The visitor nodded thoughtfully. “Money,” he said softly. “I see. Thank you, brother.” He paused then and winced. Like Ortega, the man seemed to have a problem with his back.

“We have a clinic next door which is now run under our auspices,” Ortega offered helpfully. “If you’re having a problem...”

“Thank you, brother,” the man said, not turning around. Goodnight.” With that, he turned and walked out the door.

Brother Ortega gingerly touched his own back. Yes, maybe he would go to bed. No need for the clinic’s services; he had refused them earlier. There was a med he could take for the pain which would also help him sleep and, by morning, he would be fine. Sometimes pain helped him to reestablish his purpose with the hospice. He remembered from reading historical and archival texts that such discomfort was an old custom among the devout. Self-flagellation, scourging, or abasement, something like that.
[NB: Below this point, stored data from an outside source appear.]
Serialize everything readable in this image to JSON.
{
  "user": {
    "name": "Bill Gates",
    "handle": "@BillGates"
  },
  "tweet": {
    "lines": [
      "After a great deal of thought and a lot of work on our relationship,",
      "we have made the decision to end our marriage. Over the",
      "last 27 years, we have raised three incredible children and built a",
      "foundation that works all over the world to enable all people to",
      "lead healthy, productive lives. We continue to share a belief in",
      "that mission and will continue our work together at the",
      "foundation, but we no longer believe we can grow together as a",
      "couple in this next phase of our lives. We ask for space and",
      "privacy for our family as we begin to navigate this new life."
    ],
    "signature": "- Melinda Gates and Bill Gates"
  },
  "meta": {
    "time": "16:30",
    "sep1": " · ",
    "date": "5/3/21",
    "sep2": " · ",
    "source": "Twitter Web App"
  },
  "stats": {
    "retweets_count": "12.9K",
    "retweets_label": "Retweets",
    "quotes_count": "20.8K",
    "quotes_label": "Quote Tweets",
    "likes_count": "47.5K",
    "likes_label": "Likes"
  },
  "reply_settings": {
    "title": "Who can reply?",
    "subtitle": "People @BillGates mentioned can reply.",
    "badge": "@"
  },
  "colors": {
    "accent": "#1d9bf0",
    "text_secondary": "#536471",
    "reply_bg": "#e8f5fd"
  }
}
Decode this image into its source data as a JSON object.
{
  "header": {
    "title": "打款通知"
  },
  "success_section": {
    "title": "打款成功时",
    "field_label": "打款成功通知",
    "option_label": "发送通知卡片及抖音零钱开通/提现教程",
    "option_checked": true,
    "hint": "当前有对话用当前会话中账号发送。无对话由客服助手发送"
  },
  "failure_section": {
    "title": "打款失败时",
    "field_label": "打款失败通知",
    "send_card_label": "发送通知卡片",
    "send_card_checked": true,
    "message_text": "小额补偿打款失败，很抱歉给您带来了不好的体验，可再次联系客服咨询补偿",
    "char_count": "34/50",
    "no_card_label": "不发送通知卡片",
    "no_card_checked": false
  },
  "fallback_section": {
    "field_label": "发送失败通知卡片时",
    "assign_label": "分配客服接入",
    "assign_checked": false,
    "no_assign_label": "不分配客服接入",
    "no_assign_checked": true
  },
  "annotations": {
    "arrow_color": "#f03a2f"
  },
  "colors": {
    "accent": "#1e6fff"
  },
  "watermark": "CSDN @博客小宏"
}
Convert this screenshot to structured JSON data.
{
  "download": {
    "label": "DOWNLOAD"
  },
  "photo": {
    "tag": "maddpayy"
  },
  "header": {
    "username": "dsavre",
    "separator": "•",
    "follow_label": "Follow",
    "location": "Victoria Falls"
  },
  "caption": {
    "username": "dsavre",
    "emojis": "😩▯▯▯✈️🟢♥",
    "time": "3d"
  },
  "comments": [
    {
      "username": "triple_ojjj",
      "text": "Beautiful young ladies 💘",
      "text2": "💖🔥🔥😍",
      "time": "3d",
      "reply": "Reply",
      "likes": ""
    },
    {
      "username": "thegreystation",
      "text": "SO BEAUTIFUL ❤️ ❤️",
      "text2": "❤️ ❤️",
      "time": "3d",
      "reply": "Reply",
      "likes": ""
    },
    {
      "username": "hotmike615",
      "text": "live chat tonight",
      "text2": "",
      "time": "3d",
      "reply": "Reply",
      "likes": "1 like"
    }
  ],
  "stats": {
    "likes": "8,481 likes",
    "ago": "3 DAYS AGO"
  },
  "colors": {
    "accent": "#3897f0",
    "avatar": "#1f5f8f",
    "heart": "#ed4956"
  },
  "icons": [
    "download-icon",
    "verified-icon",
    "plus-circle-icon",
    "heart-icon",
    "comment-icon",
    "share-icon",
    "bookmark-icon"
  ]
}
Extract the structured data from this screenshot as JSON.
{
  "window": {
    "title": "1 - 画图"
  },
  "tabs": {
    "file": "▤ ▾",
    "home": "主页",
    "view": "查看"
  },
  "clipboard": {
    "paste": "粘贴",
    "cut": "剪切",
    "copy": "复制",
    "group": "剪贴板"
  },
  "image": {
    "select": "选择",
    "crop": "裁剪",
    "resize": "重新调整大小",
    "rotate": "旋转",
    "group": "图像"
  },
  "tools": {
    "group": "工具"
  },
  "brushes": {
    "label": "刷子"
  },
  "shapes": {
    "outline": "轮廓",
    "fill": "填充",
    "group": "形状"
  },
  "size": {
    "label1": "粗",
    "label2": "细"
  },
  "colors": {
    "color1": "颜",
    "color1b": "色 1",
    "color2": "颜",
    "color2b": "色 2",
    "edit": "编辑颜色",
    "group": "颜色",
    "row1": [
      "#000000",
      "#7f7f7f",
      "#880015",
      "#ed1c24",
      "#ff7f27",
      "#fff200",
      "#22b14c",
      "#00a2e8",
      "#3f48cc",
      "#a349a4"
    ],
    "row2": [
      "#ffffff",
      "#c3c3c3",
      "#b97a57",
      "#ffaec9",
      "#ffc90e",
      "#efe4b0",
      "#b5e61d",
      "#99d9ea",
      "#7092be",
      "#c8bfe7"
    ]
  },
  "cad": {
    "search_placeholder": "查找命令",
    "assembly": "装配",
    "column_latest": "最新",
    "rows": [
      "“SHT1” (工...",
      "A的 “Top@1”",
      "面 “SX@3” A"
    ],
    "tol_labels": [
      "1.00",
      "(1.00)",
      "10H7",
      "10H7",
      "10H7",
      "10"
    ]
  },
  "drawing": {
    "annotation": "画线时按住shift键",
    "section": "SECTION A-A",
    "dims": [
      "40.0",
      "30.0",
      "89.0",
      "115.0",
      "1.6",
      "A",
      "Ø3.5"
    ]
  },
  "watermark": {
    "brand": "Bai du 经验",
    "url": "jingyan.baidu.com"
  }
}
Don’t be ridiculous. He realized he really could be a ‘stiff old turd’ as Marsha had called him. Sometimes the religion he had turned to in his youth could overwhelm him.

Despite his convictions, Ortega was still open to other possibilities, however. His mother had been a bruja, a worker of magic, while he grew up on the Beta Omatedon colony. Though he had renounced most of that superstitious upbringing (in fact, his mother’s ‘profession’ had been a deciding factor for him to enter the more ‘rational’ career as an attendant/nurse), as a child he had seen his mother perform certain acts that defied explanation. There were times even now when he wondered what was real and what was not.

It irritated him to realize that such childhood experiences still mattered to him. Tonight wasn’t the time for such ruminations, though. He was tired, his emotional guard down. Tonight, he would confer with Marsha, take the back med and forget all about what had happened with Arshelle. First, though, he thought. I’ll ask Michael if anything unusual transpired while our visitor was with Arshelle. Not exactly per regulations but...

He paused with a quick, unexpected smile. It has been quite interesting tonight, he thought. Despite everything, quite interesting indeed.